On my 1911 I had a case rupture with the chambered round.
Edit: Sorry for the horrible quality on the photos. My camera sucks and I'm rather awful at taking photos.
That then detonated the next round in the magazine
Here you can see the two cases followed by the next in line
This was a 230 grain winchester loaded with Acura #5 to the Lee do not excede value
So I either overcharged it, the case was bad, or there was something else. The previous week I had a double fire that I thought was due to me not putting a primer in deep enough. And I did strip and check the gun.
Though now I'm wondering, as I inspected all the primers for today's shooting.
I also found this
Sorry for the poor image quality, but that little spec between the firing pin and the casing was found attached to the tip of the firing pin. It was either attached to the pin before and acting like some sort of extender. Which is very bad.
Or it blew off from the case that went boom and stuck to the pin. Note the hole on the primer of the ruptured case.
Very minimal damage to myself with some stippling to my cheek. So wear your damn glasses
The grips shattered. Slide looks okay, frame looks okay. I have to remove the bad case from the barrel. But I'll need to have it checked by someone who has an idea what's going on before I fire it again. I'll ask at the next blogmeet who is good to send it too.
I still have to do a full strip (of the lockwork) to see if I can spot anything obviously wrong.
I also have to take apart the remaining cartridges from the lot the kaboom came from to see what loadings they had.
I did a detail strip and found a few things that even I can tell are wrong.
1) The sear pin is bent. Visibly bent, bent to where it can't go back into the frame.
2) The firing pin block actuator is a little bit bent too.
3) Worst of all there's a frame crack.
I couldn't get a good photo of the crack itself, but it's in the back of the frame where the disconnector and sear would rest. The web of metal between those parts and the magazine well.
The crack goes the full length up to the top platform.
So as Wally says: one firearm passes, another is born.
I've stripped her down and an now in the market for another 1911.
At least some of the parts are reusable. I'll definitely get the sights swapped out and put on my other 1911.
Update2: I've weighed out the powders from the remaining cartridges from that lot. And found a couple ones that were heavy by half a grain of powder. Which is very bad with a batch that nominally was brought up to the Lee do not exceed limit.
I can see that being a very likely factor. Maybe add in a case that had been shot too many times (I have been using range recoveries). And then an out of battery issue.
Added: The out of battery issue was the occasional (twice) and non repeatable double fire. Which could have been caused by that bit of extra primer metal atop the firing pin, if it was acting like an "open breach" firing pin, and struck the primer prematurely.
In total that's where I could have had a cartridge go off before the gun is in battery and not only would it be less supported but overly hot charged.

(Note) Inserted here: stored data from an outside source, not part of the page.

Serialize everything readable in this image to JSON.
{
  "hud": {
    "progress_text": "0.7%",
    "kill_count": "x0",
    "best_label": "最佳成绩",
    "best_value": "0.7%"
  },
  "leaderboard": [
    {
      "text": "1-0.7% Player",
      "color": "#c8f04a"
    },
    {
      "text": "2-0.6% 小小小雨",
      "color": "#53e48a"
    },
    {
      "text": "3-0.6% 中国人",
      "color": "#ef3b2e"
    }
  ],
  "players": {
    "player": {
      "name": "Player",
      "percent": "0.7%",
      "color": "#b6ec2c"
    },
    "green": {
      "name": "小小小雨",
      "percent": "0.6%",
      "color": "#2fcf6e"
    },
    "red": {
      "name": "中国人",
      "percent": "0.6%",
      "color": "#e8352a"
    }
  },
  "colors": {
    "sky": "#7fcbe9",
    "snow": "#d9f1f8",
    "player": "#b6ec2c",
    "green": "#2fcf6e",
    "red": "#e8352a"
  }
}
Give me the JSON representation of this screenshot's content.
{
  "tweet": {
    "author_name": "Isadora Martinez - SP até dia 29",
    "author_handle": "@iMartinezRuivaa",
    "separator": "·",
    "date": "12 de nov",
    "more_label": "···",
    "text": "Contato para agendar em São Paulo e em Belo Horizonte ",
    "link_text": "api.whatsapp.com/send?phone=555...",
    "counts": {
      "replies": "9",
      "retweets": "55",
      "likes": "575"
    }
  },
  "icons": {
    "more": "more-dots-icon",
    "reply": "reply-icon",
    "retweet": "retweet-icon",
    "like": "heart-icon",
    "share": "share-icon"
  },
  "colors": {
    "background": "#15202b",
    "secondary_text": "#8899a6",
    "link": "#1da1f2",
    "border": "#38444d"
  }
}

Multiple bad things adding up to a big boom.
Added Monday: Here's another embarrassing thing that's so basic I just thought to check: Round count. Based on the notes I took and the storage bags I put the parts in there were 6 rounds in the magazine and one in the chamber. I loaded that magazine with 8 cartridges. And my memory is quite clear this happened on the first trigger pull.
Thus after the first bullet was fired, the brass was extracted, ejected, and the slide came forward, picked up the next round, and then as it put it into the firing chamber detonated it without me hitting the trigger. Scary. And more support to the failure stack and how you have to do a detailed check when something starts going strange.
That seems like a failure stack.
So, stick with the starting throws, keep an eye on your powder measure consistency. And if you do any thing hot or weird with your loading measure every single case.
Wear your safety glasses. They're important and could save your eyes.
Inspect your ammo, especially if you reload. Check the casings and the powder loading.
Checking powder loadings goes double when you start to approach the do not exceed line.
Detail check your gun whenever something odd happens. A bit of debris may be in there or something may work.
Tre more lessons:
Bring a medical kit. Even for minor injuries having something to clean up with, and a mirror to check yourself out are handy.
Use a logbook. If you reload keep log of every lot you made, when you made it, and any changes in your system. Been a big help on diagnosing this.
Have backups if you can. I have another 1911 that I can use as a carry piece until I get a replacement.
Not a fun way to end a range trip, but could have been worse.
Some final notes and a solution plan:
1) When running red/hot loads check the weight of every single load. In fact use the rig to load them a bit light and use a powder trickler to put to full charge
2) Be more careful on inspecting brass. Especially for high pressure needs. Get more new brass to use for such roles. This also means scrounging for range brass is not such a wise idea.
3) Even when you think you've solved a fault, still do a full detail strip. As there may be more than one failure at work.
Also it looks like the frame can be restored with the crack welded and put to use as a dedicated 22 long rifle gun. It's too compromised for higher pressures, but that's a way to get something out of this. I also have the parts for the conversion.
Also I'd like to thank everyone at GBC for their help on diagnosing this: Phssthpok, Wally C-90_Fl and anyone else I may have missed.